Protesta davanti al Tribunale di Siracusa degli ex lavoratori dei supermercati Gemar, al centro di una procedura fallimentare dopo il crack della società che gestiva 4 punti vendita a Siracusa.

Le ragioni degli ex dipendenti Gemar

Gli ex dipendenti, 60 in tutto, da mesi sono senza stipendi, secondo quanto raccontato da uno di loro, hanno ricevuto un acconto a settembre ma, emolumenti a parte, c’è il futuro a tinte fosche. I manifestanti sostengono che se fossero licenziati avrebbero la possibilità di accedere alla disoccupazione ma la gestione della società non è più nelle mani dei proprietari bensì del curatore fallimentare, nominato dal Tribunale.

Lavoratori nel limbo

Allo stesso tempo, gli ex lavoratori Gemar non prendono in considerazione l’ipotesi di un licenziamento pilotato da loro stessi perché, a loro dire, sarebbero esclusi da un possibile assorbimento da parte di un nuovo gestore che intendesse subentrare.

L’inchiesta

Secondo i magistrati della Procura di Siracusa ed i militari della Guardia di Finanza, nel corso della procedura fallimentare, sarebbero emerse  “delle condotte distrattive dei soci e dei loro familiari, i quali avevano asportato un ingente quantitativo di merce e denaro contante”. Da qui il sequestro dei soldi, circa 130 mila euro nella disponibilità della famiglia Barcio, coinvolta nel procedimento della Procura di Siracusa.

Il dissequestro dei soldi

I soldi, però, nelle settimane scorse, sono stati dissequestrati dai giudici del Tribunale del Riesame di Siracusa che hanno accolto il ricorso della difesa, rappresentata dagli avvocati Bruno Leone, Antonino Leone e Costantino Vinci.
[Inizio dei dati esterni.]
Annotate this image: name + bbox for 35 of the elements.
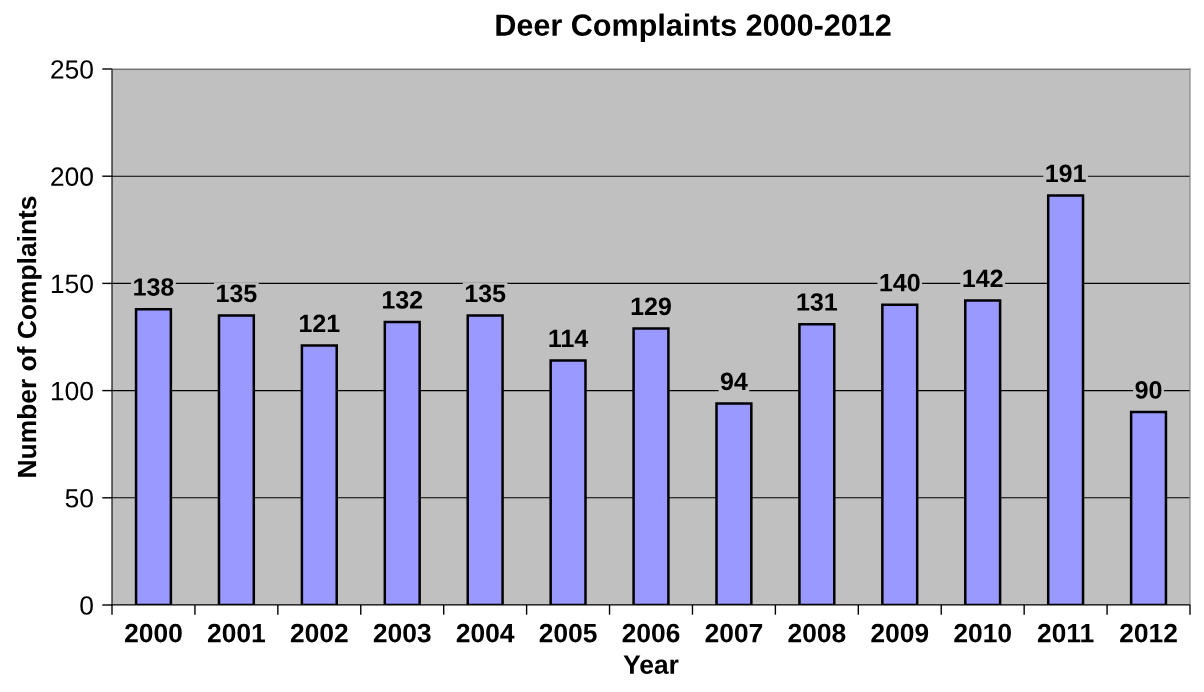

Le motivazioni del Riesame

Secondo quanto emerge nelle motivazioni del Riesame, innanzitutto, “il decreto risulta carente sotto il profilo della motivazione della finalità probatoria”.

Cosa avrebbe dovuto fare la Procura

Nel pronunciamento dei giudici emerge che “la finalità probatoria avrebbe potuto essere quella di verificare la corrispondenza, seppur approssimativa, del denaro rinvenuto nella disponibilità degli indagati e dei loro familiari con l’ammontare del denaro prelevato dalle casse, a seguito dello storno degli scontrini e dei passaggi bancomat effettuati dagli indagati”.

Inoltre, i giudice del Riesame spiegano che “di tale attività di indagine da espletare per verificare la corrispondenza sopradescritta, non vi è traccia nel decreto, tanto che non risultano sequestrati nè i registratori di cassa, né risultano effettuate verifiche in ordine agli scontrini annullati ed i pagamenti risultanti dai bancomat intestati agli indagati”.